Cracking the Code: Enhancing Implicit Hate Speech Detection through Coding Classification
This work addresses the societal issue of online hate speech by enhancing detection of its implicit forms, though it appears incremental as it builds on existing LLM methods with a novel taxonomy.
The paper tackles the problem of detecting implicit hate speech, which is more subtle than explicit forms and challenging for existing methods, by introducing a new taxonomy of six encoding strategies (codetypes) and integrating them into detection using large language models, resulting in improved performance across Chinese and English datasets.
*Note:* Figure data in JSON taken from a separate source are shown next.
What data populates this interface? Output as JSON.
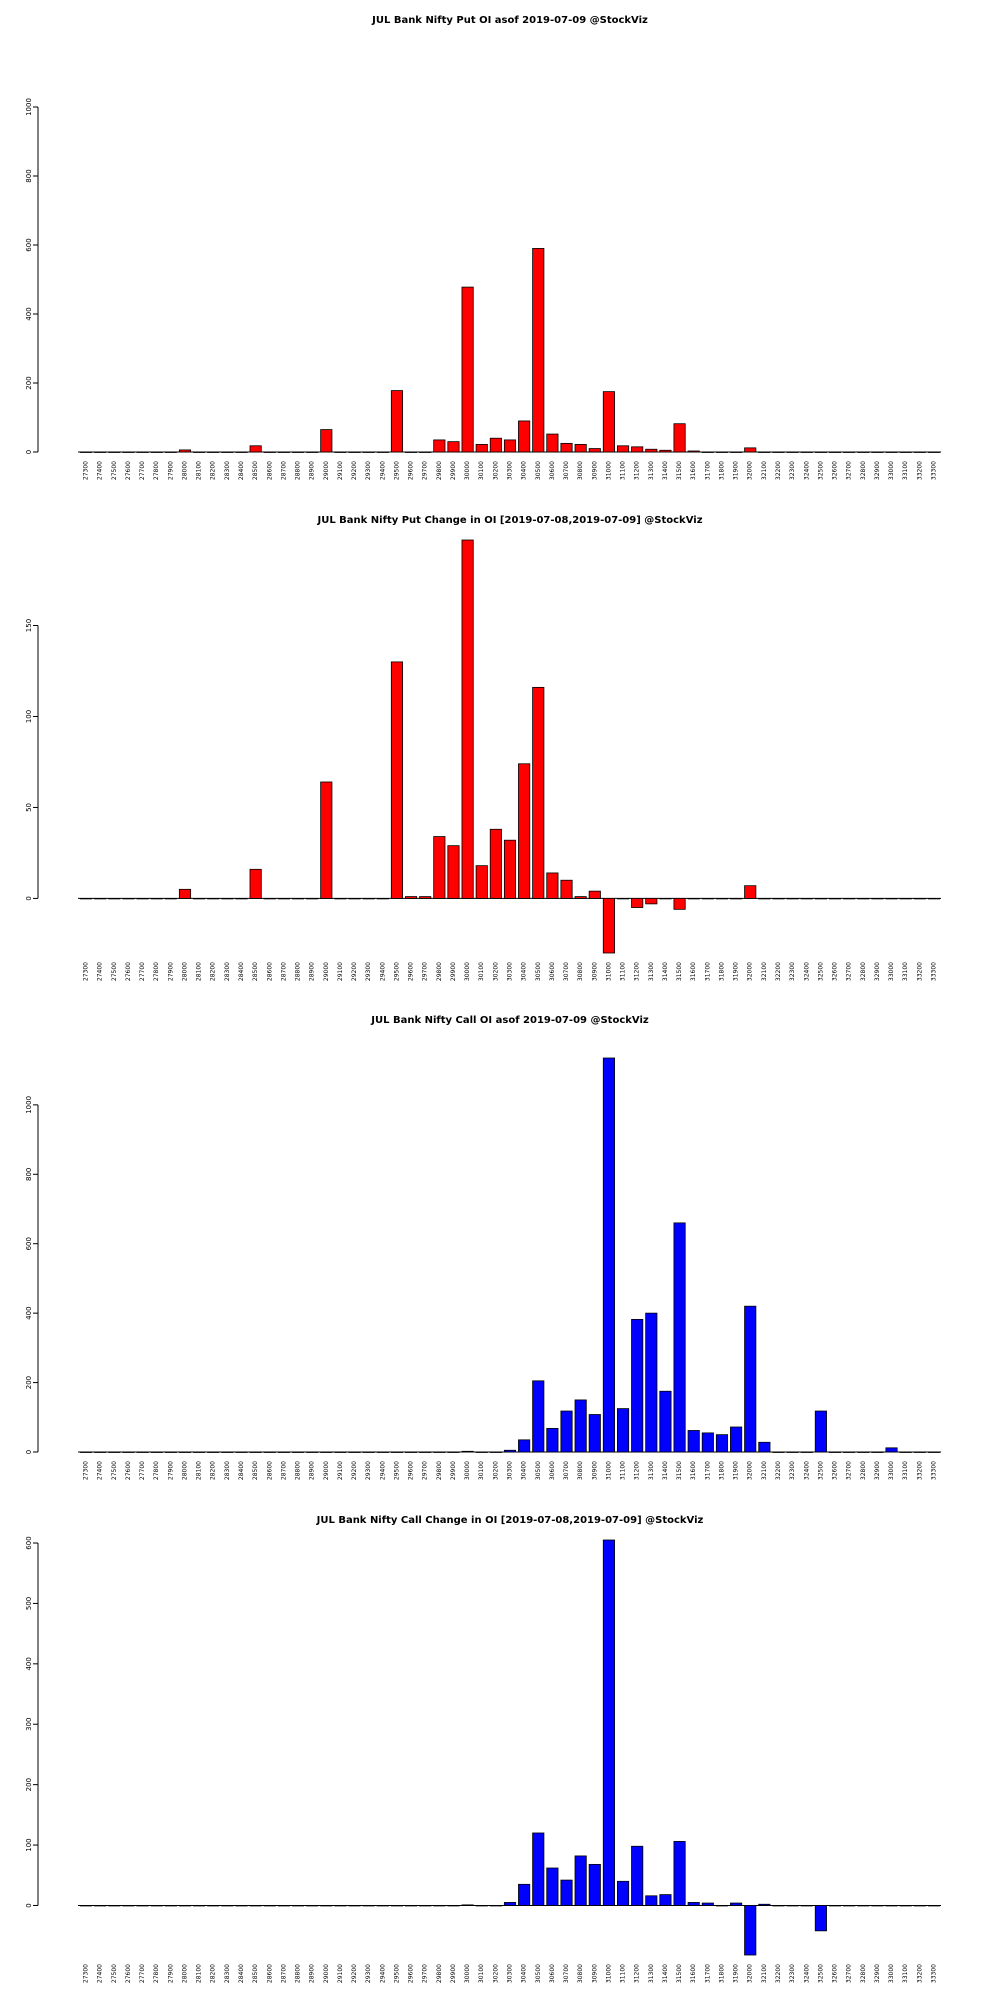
{
  "chart_data": [
    {
      "type": "bar",
      "title": "JUL Bank Nifty Put OI asof 2019-07-09 @StockViz",
      "color": "#ff0000",
      "categories": [
        "27300",
        "27400",
        "27500",
        "27600",
        "27700",
        "27800",
        "27900",
        "28000",
        "28100",
        "28200",
        "28300",
        "28400",
        "28500",
        "28600",
        "28700",
        "28800",
        "28900",
        "29000",
        "29100",
        "29200",
        "29300",
        "29400",
        "29500",
        "29600",
        "29700",
        "29800",
        "29900",
        "30000",
        "30100",
        "30200",
        "30300",
        "30400",
        "30500",
        "30600",
        "30700",
        "30800",
        "30900",
        "31000",
        "31100",
        "31200",
        "31300",
        "31400",
        "31500",
        "31600",
        "31700",
        "31800",
        "31900",
        "32000",
        "32100",
        "32200",
        "32300",
        "32400",
        "32500",
        "32600",
        "32700",
        "32800",
        "32900",
        "33000",
        "33100",
        "33200",
        "33300"
      ],
      "values": [
        0,
        0,
        0,
        0,
        0,
        0,
        0,
        6,
        0,
        0,
        0,
        0,
        18,
        0,
        0,
        0,
        0,
        65,
        0,
        0,
        0,
        0,
        178,
        0,
        0,
        35,
        30,
        478,
        22,
        40,
        35,
        90,
        590,
        52,
        25,
        22,
        10,
        175,
        18,
        15,
        8,
        5,
        82,
        3,
        0,
        0,
        0,
        12,
        0,
        0,
        0,
        0,
        0,
        0,
        0,
        0,
        0,
        0,
        0,
        0,
        0
      ],
      "ylim": [
        0,
        1000
      ],
      "yticks": [
        0,
        200,
        400,
        600,
        800,
        1000
      ]
    },
    {
      "type": "bar",
      "title": "JUL Bank Nifty Put Change in OI [2019-07-08,2019-07-09] @StockViz",
      "color": "#ff0000",
      "categories": [
        "27300",
        "27400",
        "27500",
        "27600",
        "27700",
        "27800",
        "27900",
        "28000",
        "28100",
        "28200",
        "28300",
        "28400",
        "28500",
        "28600",
        "28700",
        "28800",
        "28900",
        "29000",
        "29100",
        "29200",
        "29300",
        "29400",
        "29500",
        "29600",
        "29700",
        "29800",
        "29900",
        "30000",
        "30100",
        "30200",
        "30300",
        "30400",
        "30500",
        "30600",
        "30700",
        "30800",
        "30900",
        "31000",
        "31100",
        "31200",
        "31300",
        "31400",
        "31500",
        "31600",
        "31700",
        "31800",
        "31900",
        "32000",
        "32100",
        "32200",
        "32300",
        "32400",
        "32500",
        "32600",
        "32700",
        "32800",
        "32900",
        "33000",
        "33100",
        "33200",
        "33300"
      ],
      "values": [
        0,
        0,
        0,
        0,
        0,
        0,
        0,
        5,
        0,
        0,
        0,
        0,
        16,
        0,
        0,
        0,
        0,
        64,
        0,
        0,
        0,
        0,
        130,
        1,
        1,
        34,
        29,
        197,
        18,
        38,
        32,
        74,
        116,
        14,
        10,
        1,
        4,
        -30,
        0,
        -5,
        -3,
        0,
        -6,
        0,
        0,
        0,
        0,
        7,
        0,
        0,
        0,
        0,
        0,
        0,
        0,
        0,
        0,
        0,
        0,
        0,
        0
      ],
      "ylim": [
        -30,
        197
      ],
      "yticks": [
        0,
        50,
        100,
        150
      ]
    },
    {
      "type": "bar",
      "title": "JUL Bank Nifty Call OI asof 2019-07-09 @StockViz",
      "color": "#0000ff",
      "categories": [
        "27300",
        "27400",
        "27500",
        "27600",
        "27700",
        "27800",
        "27900",
        "28000",
        "28100",
        "28200",
        "28300",
        "28400",
        "28500",
        "28600",
        "28700",
        "28800",
        "28900",
        "29000",
        "29100",
        "29200",
        "29300",
        "29400",
        "29500",
        "29600",
        "29700",
        "29800",
        "29900",
        "30000",
        "30100",
        "30200",
        "30300",
        "30400",
        "30500",
        "30600",
        "30700",
        "30800",
        "30900",
        "31000",
        "31100",
        "31200",
        "31300",
        "31400",
        "31500",
        "31600",
        "31700",
        "31800",
        "31900",
        "32000",
        "32100",
        "32200",
        "32300",
        "32400",
        "32500",
        "32600",
        "32700",
        "32800",
        "32900",
        "33000",
        "33100",
        "33200",
        "33300"
      ],
      "values": [
        0,
        0,
        0,
        0,
        0,
        0,
        0,
        0,
        0,
        0,
        0,
        0,
        0,
        0,
        0,
        0,
        0,
        0,
        0,
        0,
        0,
        0,
        0,
        0,
        0,
        0,
        0,
        2,
        0,
        0,
        5,
        35,
        205,
        68,
        118,
        150,
        108,
        1135,
        125,
        382,
        400,
        175,
        660,
        62,
        55,
        50,
        72,
        420,
        28,
        0,
        0,
        0,
        118,
        0,
        0,
        0,
        0,
        12,
        0,
        0,
        0
      ],
      "ylim": [
        0,
        1135
      ],
      "yticks": [
        0,
        200,
        400,
        600,
        800,
        1000
      ]
    },
    {
      "type": "bar",
      "title": "JUL Bank Nifty Call Change in OI [2019-07-08,2019-07-09] @StockViz",
      "color": "#0000ff",
      "categories": [
        "27300",
        "27400",
        "27500",
        "27600",
        "27700",
        "27800",
        "27900",
        "28000",
        "28100",
        "28200",
        "28300",
        "28400",
        "28500",
        "28600",
        "28700",
        "28800",
        "28900",
        "29000",
        "29100",
        "29200",
        "29300",
        "29400",
        "29500",
        "29600",
        "29700",
        "29800",
        "29900",
        "30000",
        "30100",
        "30200",
        "30300",
        "30400",
        "30500",
        "30600",
        "30700",
        "30800",
        "30900",
        "31000",
        "31100",
        "31200",
        "31300",
        "31400",
        "31500",
        "31600",
        "31700",
        "31800",
        "31900",
        "32000",
        "32100",
        "32200",
        "32300",
        "32400",
        "32500",
        "32600",
        "32700",
        "32800",
        "32900",
        "33000",
        "33100",
        "33200",
        "33300"
      ],
      "values": [
        0,
        0,
        0,
        0,
        0,
        0,
        0,
        0,
        0,
        0,
        0,
        0,
        0,
        0,
        0,
        0,
        0,
        0,
        0,
        0,
        0,
        0,
        0,
        0,
        0,
        0,
        0,
        1,
        0,
        0,
        5,
        35,
        120,
        62,
        42,
        82,
        68,
        605,
        40,
        98,
        16,
        18,
        106,
        5,
        4,
        0,
        4,
        -82,
        2,
        0,
        0,
        0,
        -42,
        0,
        0,
        0,
        0,
        0,
        0,
        0,
        0
      ],
      "ylim": [
        -82,
        605
      ],
      "yticks": [
        0,
        100,
        200,
        300,
        400,
        500,
        600
      ]
    }
  ]
}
The internet has become a hotspot for hate speech (HS), threatening societal harmony and individual well-being. While automatic detection methods perform well in identifying explicit hate speech (ex-HS), they struggle with more subtle forms, such as implicit hate speech (im-HS). We tackle this problem by introducing a new taxonomy for im-HS detection, defining six encoding strategies named codetypes. We present two methods for integrating codetypes into im-HS detection: 1) prompting large language models (LLMs) directly to classify sentences based on generated responses, and 2) using LLMs as encoders with codetypes embedded during the encoding process. Experiments show that the use of codetypes improves im-HS detection in both Chinese and English datasets, validating the effectiveness of our approach across different languages.